Il nuovo business del fact-checking
Non è volontariato, ma neppure giornalismo: luci e ombre dell’industria globale del fact-checking verso cui le grandi aziende tecnologiche stanno destinando risorse crescenti ma senza giungere a risultati apprezzabili in termini di qualità e trasparenza verso gli utenti.
I primi sospetti sulla qualità del servizio di “fact-checking” globale di Facebook sono iniziati poco meno di un anno fa, quando mi sono imbattuto nella notizia delle foto delle bare dei morti nel naufragio di Lampedusa del 2013 scambiate per fantomatiche bare dei morti di Bergamo, durante la prima ondata di pandemia da Coronavirus. A verificare la falsità del contenuto erano stati i “fact-checkers” di “Fact Crescendo”, partner del programma globale di fact-checking di Facebook, che dichiararono pubblicamente di aver utilizzato “Google Reverse Image” per risalire all’origine della foto: non conoscendo né la lingua italiana, né avendo alcuna conoscenza specifica del contesto italiano, dal momento che la loro sede centrale si trovava e si trova tuttora in Sri Lanka, questi “fact-checker” non potevano semplicemente fare una ricerca online come avrebbe fatto qualsiasi giornalista locale. Più che verificare la notizia in sé, si sono quindi limitati a verificare la data dello scatto: per fortuna loro (e nostra) gli è andata bene.
Il 99% dei contenuti segnalati potrebbero non essere neppure presi in considerazione dai fact-checker che lavorano per Facebook
I dubbi non sono diminuiti dopo aver letto pochi mesi dopo un report della NYU Stern School of Business in cui veniva dedicato ampio spazio all’analisi del programma di fact-checking di Facebook, che coinvolge tuttora 80 organizzazioni incaricate di analizzare le informazioni false o parzialmente false e segnalare queste ultime tramite un apposito messaggio di avviso agli utenti che frequentano il più grande social media al mondo.
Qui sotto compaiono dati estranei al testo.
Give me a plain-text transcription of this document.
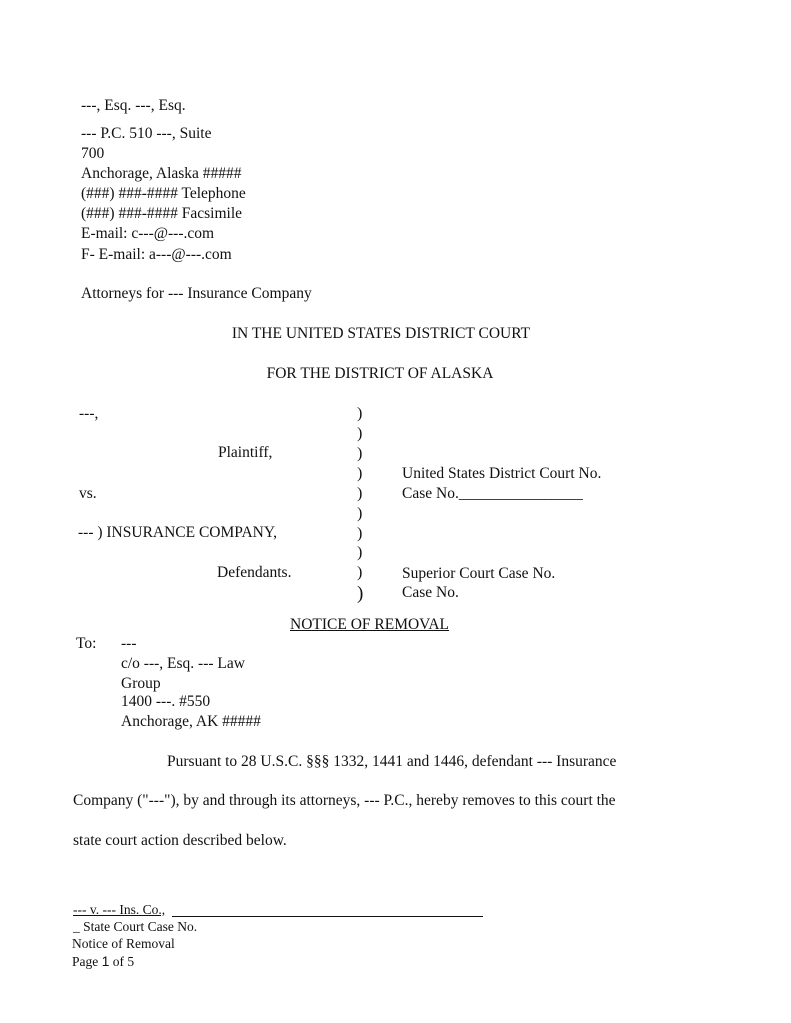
---, Esq. ---, Esq.
--- P.C. 510 ---, Suite
700
Anchorage, Alaska #####
(###) ###-#### Telephone
(###) ###-#### Facsimile
E-mail: c---@---.com
F- E-mail: a---@---.com
Attorneys for --- Insurance Company
IN THE UNITED STATES DISTRICT COURT
FOR THE DISTRICT OF ALASKA
---,
Plaintiff,
vs.
--- ) INSURANCE COMPANY,
Defendants.
)
)
)
)
)
)
)
)
)
)
United States District Court No.
Case No.________________
Superior Court Case No.
Case No.
NOTICE OF REMOVAL
To: ---
c/o ---, Esq. --- Law
Group
1400 ---. #550
Anchorage, AK #####
Pursuant to 28 U.S.C. §§§ 1332, 1441 and 1446, defendant --- Insurance
Company ("---"), by and through its attorneys, --- P.C., hereby removes to this court the
state court action described below.
--- v. --- Ins. Co.,
_ State Court Case No.
Notice of Removal
Page 1 of 5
Secondo quanto ricostruito dal report della NYUE Stern, tuttavia, ciascuna di queste organizzazioni non impiegherebbe più di una manciata di “fact-checker” per volta, con il risultato di non poter far fronte al volume di segnalazioni quotidiane provenienti dagli utenti di Facebook: ad esempio, l’organizzazione di fact-checking no-profit PolitiFact,su un totale di 2.000 segnalazioni ricevute non riuscirebbe a verificare più di 20 informazioni potenzialmente “false” a settimana. Il 99% delle segnalazioni non troverebbe quindi riscontro nell’immediato, e non è dato sapere quante tra le segnalazioni rimanenti vengano elaborate dagli altri partner o semplicemente… ignorate.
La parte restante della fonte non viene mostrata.